As the government will know, Dutch teens can opt for interchangeable pathways that don’t restrict what they do at 18, and more than half take a vocational route. That’s a figure we in this sector can only dream of, so perhaps he’s right that it’s time to ‘Go Dutch’.

But let’s take a step back because we’ve been here before. It was only recently that debate in FE and skills was dominated by the German model, and we all remember the spirited discussion about the merits of the Swedish schools model.

We should be advocating continuity over constant tampering, set within the UK’s own unique economic and social context

Yet evidence then emerged suggesting the German approach wasn’t the best fit for the UK, and that the ability of the Swedish model to transform school standards was questionable.

What they want is evidence-based policy reform, stable funding and the freedom to respond to local demand.

And the truth is, we’re already embracing the most relevant aspects of the Dutch design, making good progress towards enhancing flexibility and expanding access to technical options, for example via university technical colleges and career colleges.

During the election campaign there was endless debate about apprenticeships, and giving vocational education parity of esteem.

This suggests we are moving in the right direction, in allowing young people to pursue alternative professional and technical education routes while also keeping their options open, as is the case in the Netherlands.

But realistically, we’re not simply going to remake the UK system in the image of the Netherlands — or another country we admire.

Ultimately, I’m not sure this tendency to look abroad with rose-tinted glasses is that helpful. It overlooks the fact we are rarely comparing like with like.

Already, it’s clear that beyond the general emphasis on flexibility, core aspects of the Dutch system are not easily transferable.

There are definitely elements of the Dutch model that could work here, and we clearly have a good deal to learn from the experiences of other nations. However, it is also important to learn from Britain’s prior experiences — (something we know from our Sense and Instability research into 30 years of skills policy) — is not done nearly enough.

Certainly, it’s important for policy-makers to look at the most effective elements of the world’s best education and skills systems. But there is also a limit to what this can instructively tell us about our own.

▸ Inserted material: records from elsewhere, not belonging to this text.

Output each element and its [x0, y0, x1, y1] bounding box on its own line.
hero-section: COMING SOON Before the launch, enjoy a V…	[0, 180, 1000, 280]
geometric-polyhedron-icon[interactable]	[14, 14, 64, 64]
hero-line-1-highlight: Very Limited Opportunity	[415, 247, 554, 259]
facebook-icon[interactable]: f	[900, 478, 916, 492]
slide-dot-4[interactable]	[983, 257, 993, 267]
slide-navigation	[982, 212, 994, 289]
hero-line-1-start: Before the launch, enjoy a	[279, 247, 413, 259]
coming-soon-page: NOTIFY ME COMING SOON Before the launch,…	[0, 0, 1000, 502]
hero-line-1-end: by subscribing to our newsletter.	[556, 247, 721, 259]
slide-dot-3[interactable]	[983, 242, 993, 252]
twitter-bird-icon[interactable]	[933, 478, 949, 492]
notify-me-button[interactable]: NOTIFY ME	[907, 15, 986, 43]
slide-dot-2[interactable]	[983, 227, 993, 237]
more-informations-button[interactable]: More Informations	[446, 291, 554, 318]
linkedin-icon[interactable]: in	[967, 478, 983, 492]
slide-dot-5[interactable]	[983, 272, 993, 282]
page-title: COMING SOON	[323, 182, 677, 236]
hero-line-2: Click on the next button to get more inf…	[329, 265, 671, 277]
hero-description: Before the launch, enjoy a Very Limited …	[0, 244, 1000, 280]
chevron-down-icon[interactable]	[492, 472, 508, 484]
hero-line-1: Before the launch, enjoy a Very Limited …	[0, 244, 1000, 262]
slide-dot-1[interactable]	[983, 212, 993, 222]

As the Minister pointed out about the German model, every country has its own unique economic and social cultures and so we also need to look closer to home. That’s not to simply accept the status quo. But change has got to be incremental and we should be advocating continuity over constant tampering, set within the UK’s own unique economic and social context.

So let’s rephrase the question. Rather than looking abroad for what is ‘transferable and applicable’, let’s raise our voices about the lessons we can offer to other countries.

Education is a vital export market for the UK, yet too often it feels like we focus only on our shortcomings and not our successes. By all means, let’s look at what the Dutch can do for us, but let’s look at what we can do for the Dutch and the rest of the world too.